Methods. By comparing CO 6–5 observations obtained with APEX with non-LTE radiative transfer model predictions, the optical depths, temperatures and densities of the gas of the molecular outflows are derived. Outflow forces, dynamical timescales, and kinetic luminosities are subsequently calculated.

Results. Outflow parameters, including the forces, were derived for all sources. Temperatures in excess of 50 K were found for all flows, in line with recent low-mass results. However, comparison with other studies could not corroborate conclusions from earlier work on intermediate-mass protostars which hypothesized that fragmentation enhances outflow forces in clustered intermediate-mass star formation.
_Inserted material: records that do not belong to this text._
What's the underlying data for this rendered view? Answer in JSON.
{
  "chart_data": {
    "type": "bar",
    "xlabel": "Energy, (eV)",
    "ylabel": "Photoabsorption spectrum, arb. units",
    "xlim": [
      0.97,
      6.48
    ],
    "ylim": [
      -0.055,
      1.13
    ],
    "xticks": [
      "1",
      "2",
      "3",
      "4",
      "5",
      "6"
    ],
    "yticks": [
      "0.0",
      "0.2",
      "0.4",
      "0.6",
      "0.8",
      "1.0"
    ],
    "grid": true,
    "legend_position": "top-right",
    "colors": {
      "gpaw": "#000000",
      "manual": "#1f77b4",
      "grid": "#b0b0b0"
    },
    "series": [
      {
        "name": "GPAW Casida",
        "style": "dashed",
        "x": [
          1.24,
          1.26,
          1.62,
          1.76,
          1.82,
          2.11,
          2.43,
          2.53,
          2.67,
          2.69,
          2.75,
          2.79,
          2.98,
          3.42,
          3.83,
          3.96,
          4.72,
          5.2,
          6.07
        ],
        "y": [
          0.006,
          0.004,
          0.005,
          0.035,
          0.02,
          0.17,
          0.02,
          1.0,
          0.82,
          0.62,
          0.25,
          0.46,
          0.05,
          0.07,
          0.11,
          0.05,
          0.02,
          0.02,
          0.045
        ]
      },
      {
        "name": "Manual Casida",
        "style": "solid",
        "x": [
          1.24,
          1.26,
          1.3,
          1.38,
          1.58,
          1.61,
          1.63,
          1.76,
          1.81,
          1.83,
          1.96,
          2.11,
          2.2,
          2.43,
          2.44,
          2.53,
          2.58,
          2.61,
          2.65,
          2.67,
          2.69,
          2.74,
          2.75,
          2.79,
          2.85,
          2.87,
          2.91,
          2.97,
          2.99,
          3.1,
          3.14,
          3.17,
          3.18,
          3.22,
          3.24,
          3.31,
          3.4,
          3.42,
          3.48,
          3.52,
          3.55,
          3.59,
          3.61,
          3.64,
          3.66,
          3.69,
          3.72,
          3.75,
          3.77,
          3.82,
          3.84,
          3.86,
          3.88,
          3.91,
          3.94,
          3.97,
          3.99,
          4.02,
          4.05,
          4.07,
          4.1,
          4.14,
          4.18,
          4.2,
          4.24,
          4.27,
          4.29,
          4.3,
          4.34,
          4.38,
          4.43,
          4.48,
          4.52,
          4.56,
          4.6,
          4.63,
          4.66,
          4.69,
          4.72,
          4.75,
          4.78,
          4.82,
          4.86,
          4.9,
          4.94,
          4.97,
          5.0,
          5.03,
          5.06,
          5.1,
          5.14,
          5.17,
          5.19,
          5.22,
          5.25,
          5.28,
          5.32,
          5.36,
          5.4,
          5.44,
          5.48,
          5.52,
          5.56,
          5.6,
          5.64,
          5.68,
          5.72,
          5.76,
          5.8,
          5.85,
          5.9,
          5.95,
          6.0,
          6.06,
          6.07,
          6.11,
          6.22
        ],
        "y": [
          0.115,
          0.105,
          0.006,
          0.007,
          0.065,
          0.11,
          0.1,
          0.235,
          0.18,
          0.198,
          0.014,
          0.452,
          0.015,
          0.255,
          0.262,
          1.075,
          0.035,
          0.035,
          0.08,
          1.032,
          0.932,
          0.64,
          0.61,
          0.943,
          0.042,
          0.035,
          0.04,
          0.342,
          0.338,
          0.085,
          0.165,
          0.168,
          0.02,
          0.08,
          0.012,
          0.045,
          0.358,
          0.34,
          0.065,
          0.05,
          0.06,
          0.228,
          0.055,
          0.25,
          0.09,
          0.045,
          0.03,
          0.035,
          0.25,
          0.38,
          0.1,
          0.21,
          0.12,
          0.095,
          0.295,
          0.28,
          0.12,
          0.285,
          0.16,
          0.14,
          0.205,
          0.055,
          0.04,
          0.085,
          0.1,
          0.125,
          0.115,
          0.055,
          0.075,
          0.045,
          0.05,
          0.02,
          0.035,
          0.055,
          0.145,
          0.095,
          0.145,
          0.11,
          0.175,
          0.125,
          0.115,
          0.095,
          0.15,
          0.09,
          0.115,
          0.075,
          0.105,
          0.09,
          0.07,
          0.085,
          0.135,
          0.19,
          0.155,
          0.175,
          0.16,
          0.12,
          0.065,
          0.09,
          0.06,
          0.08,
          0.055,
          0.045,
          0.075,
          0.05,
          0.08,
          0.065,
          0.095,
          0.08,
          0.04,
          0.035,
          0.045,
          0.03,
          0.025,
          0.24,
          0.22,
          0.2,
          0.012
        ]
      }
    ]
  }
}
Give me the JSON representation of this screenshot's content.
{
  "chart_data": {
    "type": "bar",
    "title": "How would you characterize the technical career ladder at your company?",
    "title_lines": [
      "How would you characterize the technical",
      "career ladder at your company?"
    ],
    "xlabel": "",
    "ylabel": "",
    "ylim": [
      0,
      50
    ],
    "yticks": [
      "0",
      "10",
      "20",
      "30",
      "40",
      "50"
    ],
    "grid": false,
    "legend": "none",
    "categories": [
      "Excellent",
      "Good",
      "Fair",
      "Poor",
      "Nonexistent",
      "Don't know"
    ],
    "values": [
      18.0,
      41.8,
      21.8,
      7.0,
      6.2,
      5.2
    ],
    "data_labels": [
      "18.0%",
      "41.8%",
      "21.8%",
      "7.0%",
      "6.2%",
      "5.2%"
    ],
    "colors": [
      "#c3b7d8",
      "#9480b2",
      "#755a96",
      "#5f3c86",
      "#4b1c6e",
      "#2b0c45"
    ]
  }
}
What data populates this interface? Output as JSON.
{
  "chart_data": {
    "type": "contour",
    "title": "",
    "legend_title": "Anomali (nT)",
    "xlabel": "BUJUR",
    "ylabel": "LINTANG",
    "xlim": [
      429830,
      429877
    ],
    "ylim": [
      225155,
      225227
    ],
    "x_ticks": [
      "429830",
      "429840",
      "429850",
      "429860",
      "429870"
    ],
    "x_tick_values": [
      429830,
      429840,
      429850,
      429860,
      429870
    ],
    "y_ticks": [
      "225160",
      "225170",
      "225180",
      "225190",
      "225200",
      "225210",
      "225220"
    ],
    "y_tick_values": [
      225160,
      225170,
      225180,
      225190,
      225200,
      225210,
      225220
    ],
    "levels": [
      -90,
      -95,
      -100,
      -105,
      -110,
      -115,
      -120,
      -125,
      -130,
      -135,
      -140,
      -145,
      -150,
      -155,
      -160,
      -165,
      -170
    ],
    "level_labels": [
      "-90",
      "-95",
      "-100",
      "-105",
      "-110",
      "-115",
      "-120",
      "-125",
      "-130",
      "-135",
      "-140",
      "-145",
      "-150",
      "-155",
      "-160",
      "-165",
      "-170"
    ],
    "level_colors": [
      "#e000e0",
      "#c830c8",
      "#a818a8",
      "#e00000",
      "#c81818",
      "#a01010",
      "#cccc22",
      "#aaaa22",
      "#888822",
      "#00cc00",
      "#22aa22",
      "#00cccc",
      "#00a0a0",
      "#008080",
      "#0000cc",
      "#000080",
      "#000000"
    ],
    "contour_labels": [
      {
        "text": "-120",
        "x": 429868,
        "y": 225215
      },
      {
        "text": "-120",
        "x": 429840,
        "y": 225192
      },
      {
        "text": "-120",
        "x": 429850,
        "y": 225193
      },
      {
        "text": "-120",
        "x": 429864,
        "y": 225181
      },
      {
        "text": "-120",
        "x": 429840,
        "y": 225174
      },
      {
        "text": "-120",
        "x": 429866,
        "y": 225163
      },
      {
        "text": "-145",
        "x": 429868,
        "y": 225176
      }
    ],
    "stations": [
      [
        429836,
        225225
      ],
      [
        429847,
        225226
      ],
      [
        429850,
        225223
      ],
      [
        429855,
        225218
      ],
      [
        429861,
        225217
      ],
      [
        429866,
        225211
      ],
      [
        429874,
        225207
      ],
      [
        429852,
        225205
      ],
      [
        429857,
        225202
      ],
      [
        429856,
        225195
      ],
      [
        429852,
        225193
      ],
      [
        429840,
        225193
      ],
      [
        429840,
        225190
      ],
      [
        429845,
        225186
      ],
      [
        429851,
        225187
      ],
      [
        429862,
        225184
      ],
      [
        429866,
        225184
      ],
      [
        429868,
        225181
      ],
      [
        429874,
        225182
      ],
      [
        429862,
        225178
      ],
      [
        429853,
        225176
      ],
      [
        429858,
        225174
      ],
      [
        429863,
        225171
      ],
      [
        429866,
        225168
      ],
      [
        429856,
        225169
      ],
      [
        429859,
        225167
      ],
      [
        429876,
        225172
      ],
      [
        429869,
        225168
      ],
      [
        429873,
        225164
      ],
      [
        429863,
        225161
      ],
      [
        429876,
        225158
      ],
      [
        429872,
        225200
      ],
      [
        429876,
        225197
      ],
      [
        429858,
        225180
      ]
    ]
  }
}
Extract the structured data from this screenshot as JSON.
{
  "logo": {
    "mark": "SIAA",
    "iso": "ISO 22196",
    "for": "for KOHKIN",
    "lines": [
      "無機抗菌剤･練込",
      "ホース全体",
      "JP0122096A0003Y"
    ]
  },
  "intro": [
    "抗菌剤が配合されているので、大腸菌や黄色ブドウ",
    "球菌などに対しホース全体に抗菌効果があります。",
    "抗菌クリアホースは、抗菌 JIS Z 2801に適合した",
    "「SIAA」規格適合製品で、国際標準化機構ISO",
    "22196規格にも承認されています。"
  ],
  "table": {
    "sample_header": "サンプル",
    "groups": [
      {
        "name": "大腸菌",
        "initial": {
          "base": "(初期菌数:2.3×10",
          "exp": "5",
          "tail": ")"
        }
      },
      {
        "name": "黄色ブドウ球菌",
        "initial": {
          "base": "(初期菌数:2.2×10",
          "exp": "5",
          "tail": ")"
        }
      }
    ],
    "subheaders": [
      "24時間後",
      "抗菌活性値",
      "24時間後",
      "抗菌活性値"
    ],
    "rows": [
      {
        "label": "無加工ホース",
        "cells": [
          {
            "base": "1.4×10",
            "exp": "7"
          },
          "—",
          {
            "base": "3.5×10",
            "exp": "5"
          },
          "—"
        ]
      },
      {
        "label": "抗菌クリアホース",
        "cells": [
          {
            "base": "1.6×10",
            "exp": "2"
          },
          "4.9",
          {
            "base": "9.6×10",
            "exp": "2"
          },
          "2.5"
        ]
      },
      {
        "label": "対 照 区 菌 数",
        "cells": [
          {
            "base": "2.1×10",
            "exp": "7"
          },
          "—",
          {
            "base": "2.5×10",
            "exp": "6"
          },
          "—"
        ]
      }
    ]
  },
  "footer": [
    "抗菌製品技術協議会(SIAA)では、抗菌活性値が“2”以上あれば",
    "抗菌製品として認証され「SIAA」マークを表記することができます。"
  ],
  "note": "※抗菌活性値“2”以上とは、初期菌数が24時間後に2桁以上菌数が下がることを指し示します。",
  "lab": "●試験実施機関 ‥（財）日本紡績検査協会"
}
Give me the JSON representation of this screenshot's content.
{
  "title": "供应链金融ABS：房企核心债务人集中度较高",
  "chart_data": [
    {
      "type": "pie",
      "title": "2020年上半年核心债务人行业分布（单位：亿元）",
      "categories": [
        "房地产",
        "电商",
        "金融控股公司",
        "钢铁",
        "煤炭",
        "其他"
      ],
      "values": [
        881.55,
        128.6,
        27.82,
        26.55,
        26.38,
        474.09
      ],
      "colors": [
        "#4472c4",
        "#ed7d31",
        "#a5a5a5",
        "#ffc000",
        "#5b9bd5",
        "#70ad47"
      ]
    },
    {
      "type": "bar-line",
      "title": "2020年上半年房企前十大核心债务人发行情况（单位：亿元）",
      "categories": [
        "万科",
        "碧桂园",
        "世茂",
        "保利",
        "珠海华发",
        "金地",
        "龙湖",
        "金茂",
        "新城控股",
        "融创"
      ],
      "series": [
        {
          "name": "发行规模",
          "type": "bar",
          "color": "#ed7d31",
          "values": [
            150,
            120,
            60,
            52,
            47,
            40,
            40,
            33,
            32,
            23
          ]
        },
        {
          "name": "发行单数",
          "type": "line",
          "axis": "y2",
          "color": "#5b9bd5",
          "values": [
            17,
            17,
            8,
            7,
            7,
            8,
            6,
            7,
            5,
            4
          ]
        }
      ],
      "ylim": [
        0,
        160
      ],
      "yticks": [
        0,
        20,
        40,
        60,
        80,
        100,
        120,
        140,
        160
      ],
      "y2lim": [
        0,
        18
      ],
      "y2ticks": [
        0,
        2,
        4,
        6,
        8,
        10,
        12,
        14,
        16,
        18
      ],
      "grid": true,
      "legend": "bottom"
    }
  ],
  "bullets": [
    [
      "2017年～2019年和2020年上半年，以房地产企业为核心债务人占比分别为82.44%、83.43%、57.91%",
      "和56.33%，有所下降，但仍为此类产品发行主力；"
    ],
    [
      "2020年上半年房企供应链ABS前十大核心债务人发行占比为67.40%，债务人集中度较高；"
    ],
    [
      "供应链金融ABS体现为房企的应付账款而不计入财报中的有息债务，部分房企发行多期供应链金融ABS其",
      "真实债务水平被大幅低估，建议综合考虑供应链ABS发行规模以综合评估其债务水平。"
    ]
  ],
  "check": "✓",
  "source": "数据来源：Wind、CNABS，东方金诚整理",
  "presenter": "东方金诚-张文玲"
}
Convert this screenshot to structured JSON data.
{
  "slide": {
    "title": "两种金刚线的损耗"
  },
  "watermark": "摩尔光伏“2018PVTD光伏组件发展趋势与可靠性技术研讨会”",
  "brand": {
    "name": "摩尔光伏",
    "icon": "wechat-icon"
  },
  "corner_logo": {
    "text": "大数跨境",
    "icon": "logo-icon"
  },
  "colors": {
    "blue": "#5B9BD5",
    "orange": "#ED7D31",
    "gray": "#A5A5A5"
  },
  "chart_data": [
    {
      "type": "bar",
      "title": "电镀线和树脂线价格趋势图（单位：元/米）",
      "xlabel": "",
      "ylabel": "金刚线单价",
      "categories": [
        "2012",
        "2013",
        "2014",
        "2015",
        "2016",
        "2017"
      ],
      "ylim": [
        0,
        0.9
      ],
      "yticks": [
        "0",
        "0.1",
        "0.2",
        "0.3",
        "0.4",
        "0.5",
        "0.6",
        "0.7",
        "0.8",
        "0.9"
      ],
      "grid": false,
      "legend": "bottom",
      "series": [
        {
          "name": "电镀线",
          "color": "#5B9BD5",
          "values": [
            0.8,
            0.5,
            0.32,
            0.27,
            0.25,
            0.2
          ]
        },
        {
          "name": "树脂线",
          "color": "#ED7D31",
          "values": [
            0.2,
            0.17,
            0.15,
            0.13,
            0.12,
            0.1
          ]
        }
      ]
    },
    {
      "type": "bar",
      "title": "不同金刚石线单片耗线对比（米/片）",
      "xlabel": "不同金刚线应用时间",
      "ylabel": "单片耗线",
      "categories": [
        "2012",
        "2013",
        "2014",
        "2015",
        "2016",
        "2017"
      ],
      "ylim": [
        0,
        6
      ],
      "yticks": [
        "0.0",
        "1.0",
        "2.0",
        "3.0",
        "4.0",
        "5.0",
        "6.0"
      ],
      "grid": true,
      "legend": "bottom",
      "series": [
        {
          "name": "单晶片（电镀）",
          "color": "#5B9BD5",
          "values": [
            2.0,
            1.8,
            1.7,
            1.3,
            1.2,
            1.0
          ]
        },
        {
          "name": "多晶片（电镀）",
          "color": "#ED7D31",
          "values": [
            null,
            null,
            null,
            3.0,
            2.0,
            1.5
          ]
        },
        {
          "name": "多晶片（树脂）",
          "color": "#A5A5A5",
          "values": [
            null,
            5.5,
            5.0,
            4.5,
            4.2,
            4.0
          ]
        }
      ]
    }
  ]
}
Any enhancement in comparison with the classical relation between outflow force and luminosity can be attributed to the use of a higher excitation line and improvement in methods. They are in line with results from low-mass protostars using similar techniques.

Conclusions. The role of fragmentation on outflows is an important ingredient to understand clustered star formation and the link between low- and high-mass star formation. However, detailed information on spatial scales of a few 100 AU, covering all individual members is needed to make the necessary progress.